Aliya's crates/olga-bridge (Chunk 3.1, ADR-0068 D9.6) discovered this gap empirically while exercising the messy-real-world resilience fixture : the bridge re-export surface olga_bridge::TableCell showed max_colspan = 1 even when the input xlsx had merge_cells("Identité", colspan=2). The fix unblocks the consumer-side T pipeline at Chunk 5.1 onboarding — instead of inferring merges by gap detection, the T-pipeline dispatches directly on TableCell.colspan > 1.

0.1.2 — 2026-05-25

Per-format feature flags — opt-out binary size for downstream consumers (e.g. mobile surfaces).

Added

  • [features] block in Cargo.toml exposing 4 per-format feature flags : xlsx / pdf / docx / html. Default feature set is ["xlsx", "pdf", "docx", "html"] — full backward compatibility with v0.1.1 behavior (no change for consumers who don't opt out).
  • A private umbrella _ooxml feature that pulls in the shared quick-xml + zip deps that both DOCX and XLSX need ; gated transitively by xlsx and docx features. Consumers should NOT enable _ooxml directly.
  • Compile-time feature-disabled error path : when a format's feature is opted out, Document::open() and the CLI select_decoder() dispatch return IdpError::UnsupportedFormat carrying a "feature disabled at compile time" message. The Format enum keeps all 4 variants visible so the public API stays stable across feature combinations.

Changed

  • Format-specific dependencies are now optional = true in Cargo.toml :
  • calamine → gated by xlsx
  • pdf_oxide → gated by pdf
  • scraper + ego-tree → gated by html
  • quick-xml + zip → gated by _ooxml (transitively by xlsx and docx)
  • The PDF spatial renderer modules (output::markdown + output::spatial + output::rules + helpers col_resolve / row_cluster) are now cfg-gated on the pdf feature. These modules consume pdf_oxide::layout::TextChar directly and have no meaningful rendering path without PDF support.
  • Integration test files (tests/docx_tests.rs / tests/pdf_tests.rs / tests/xlsx_tests.rs / tests/html_tests.rs) gated with #![cfg(feature = "X")] — disabled formats compile to an empty test-binary shell with zero tests.

Compatibility

Fully backward-compatible with v0.1.1 for consumers using olga = "0.1" without explicit feature manipulation : the default feature set replicates v0.1.1's all-formats behavior verbatim. Consumers opting out of formats (e.g. default-features = false, features = ["xlsx", "html"]) gain measurable binary-size reduction.

Downstream impact

Aliya's crates/olga-bridge (Chunk 3.1, ADR-0067) consumes this release to support its mobile-surface feature-flag discipline. The bridge propagates the 4 feature flags one-to-one so Aliya mobile builds can opt out of PDF + DOCX while keeping XLSX + HTML for the dominant onboarding flow (Excel catalog import + product-page web scraping).

0.1.1 — 2026-04-21

Docs patch — surface the independent v0.1.0 benchmark on PyPI and crates.io.

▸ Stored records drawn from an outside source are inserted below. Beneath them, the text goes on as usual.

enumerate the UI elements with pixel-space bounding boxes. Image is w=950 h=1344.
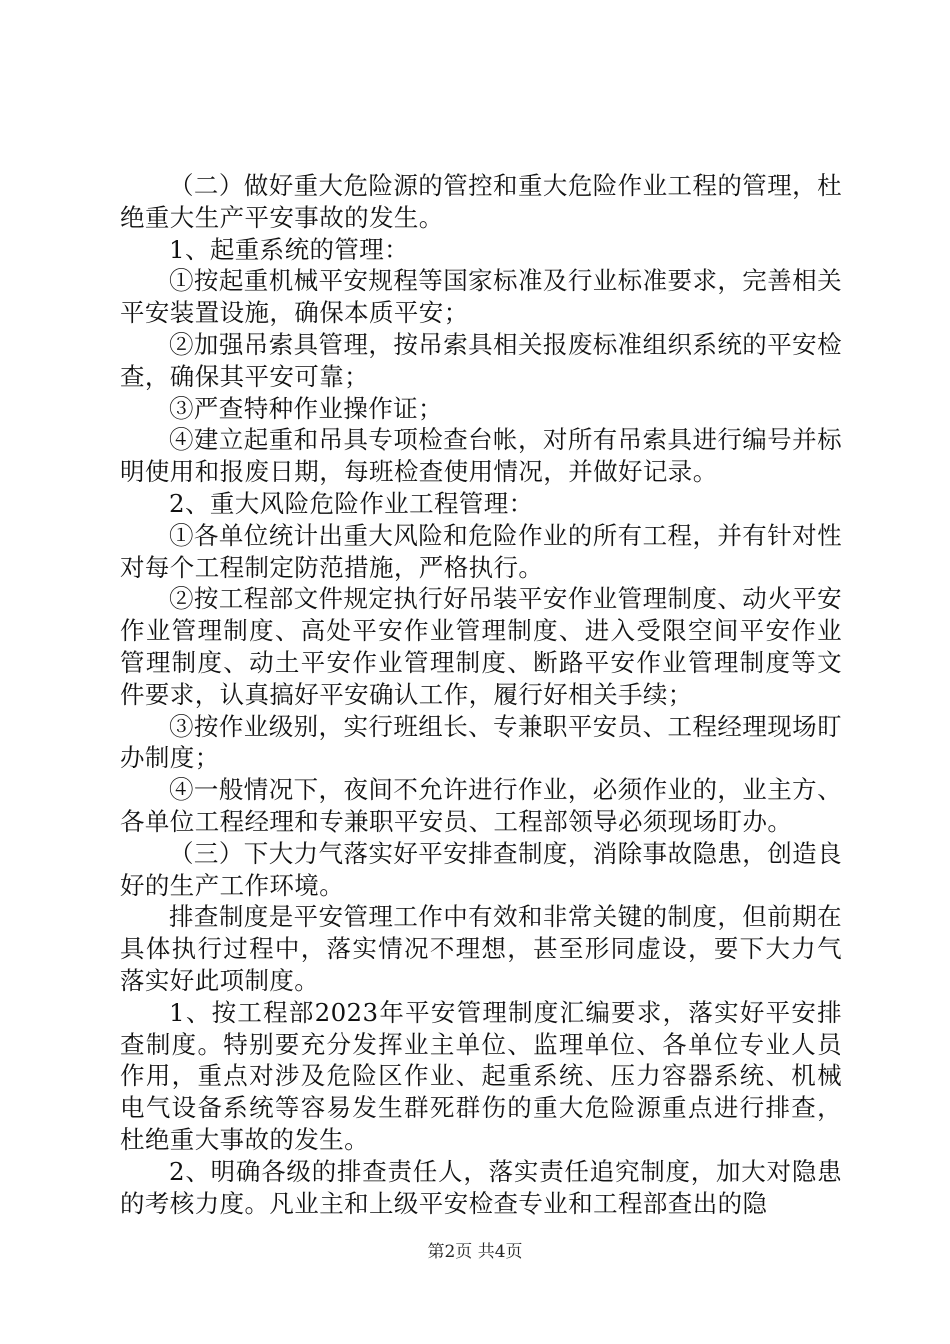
paragraph-lifting-item-3: ③严查特种作业操作证； <box>169 393 443 423</box>
paragraph-risk-item-1: ①各单位统计出重大风险和危险作业的所有工程，并有针对性对每个工程制定防范措施，严格执行。 <box>120 520 842 582</box>
paragraph-risk-item-2: ②按工程部文件规定执行好吊装平安作业管理制度、动火平安作业管理制度、高处平安作业管理制度、进入受限空间平安作业管理制度、动土平安作业管理制度、断路平安作业管理制度等文件要求，认真搞好平安确认工作，履行好相关手续； <box>120 584 842 709</box>
paragraph-lifting-item-4: ④建立起重和吊具专项检查台帐，对所有吊索具进行编号并标明使用和报废日期，每班检查使用情况，并做好记录。 <box>120 425 842 487</box>
paragraph-lifting-item-2: ②加强吊索具管理，按吊索具相关报废标准组织系统的平安检查，确保其平安可靠； <box>120 329 842 391</box>
paragraph-risk-item-3: ③按作业级别，实行班组长、专兼职平安员、工程经理现场盯办制度； <box>120 711 842 773</box>
paragraph-lifting-system-heading: 1、起重系统的管理： <box>169 234 410 264</box>
paragraph-inspection-item-1: 1、按工程部2023年平安管理制度汇编要求，落实好平安排查制度。特别要充分发挥业主单位、监理单位、各单位专业人员作用，重点对涉及危险区作业、起重系统、压力容器系统、机械电气设备系统等容易发生群死群伤的重大危险源重点进行排查，杜绝重大事故的发生。 <box>120 997 842 1154</box>
paragraph-inspection-intro: 排查制度是平安管理工作中有效和非常关键的制度，但前期在具体执行过程中，落实情况不理想，甚至形同虚设，要下大力气落实好此项制度。 <box>120 902 842 995</box>
paragraph-risk-item-4: ④一般情况下，夜间不允许进行作业，必须作业的，业主方、各单位工程经理和专兼职平安员、工程部领导必须现场盯办。 <box>120 775 842 836</box>
page-number-footer: 第2页 共4页 <box>427 1242 523 1262</box>
paragraph-risk-management-heading: 2、重大风险危险作业工程管理： <box>169 488 534 518</box>
document-body <box>120 170 842 1219</box>
paragraph-lifting-item-1: ①按起重机械平安规程等国家标准及行业标准要求，完善相关平安装置设施，确保本质平安； <box>120 266 842 328</box>
paragraph-section-2-heading: （二）做好重大危险源的管控和重大危险作业工程的管理，杜绝重大生产平安事故的发生。 <box>120 171 842 232</box>
paragraph-section-3-heading: （三）下大力气落实好平安排查制度，消除事故隐患，创造良好的生产工作环境。 <box>120 838 842 900</box>
paragraph-inspection-item-2: 2、明确各级的排查责任人，落实责任追究制度，加大对隐患的考核力度。凡业主和上级平安检查专业和工程部查出的隐 <box>120 1156 842 1218</box>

No engine changes. This release publishes the independent, reproducible post-release audit at olga_v0.1.0_benchmark/ and links it from the crate README, the PyPI README, the MkDocs landing page, and BENCHMARKS.md. Headline result on a 50-file mixed-format corpus: 1.62× faster and 2.62× more extracted content than a hand-routed best-of-breed pipeline. The crate metadata author field is also corrected from "Hugues Tankouo" to "Hugues Dtankouo".

0.1.0 — 2026-04-21

First public release — the end-to-end Olga pipeline in one cut.

Olga's first public release. This foundational cut ships the full intelligent document processing pipeline: a Rust core that parses PDF, DOCX, XLSX, and HTML with provenance tracking and table reconstruction, a Python distribution (olgadoc) with a strictly-typed API surface, an olga CLI for inspection, extraction, search, and page-level access, runnable examples, end-to-end regression coverage, an MkDocs site, and a full CI/CD pipeline publishing to crates.io and PyPI. The public API is stable enough for evaluation and prototyping; expect minor breaking changes on the path to 1.0.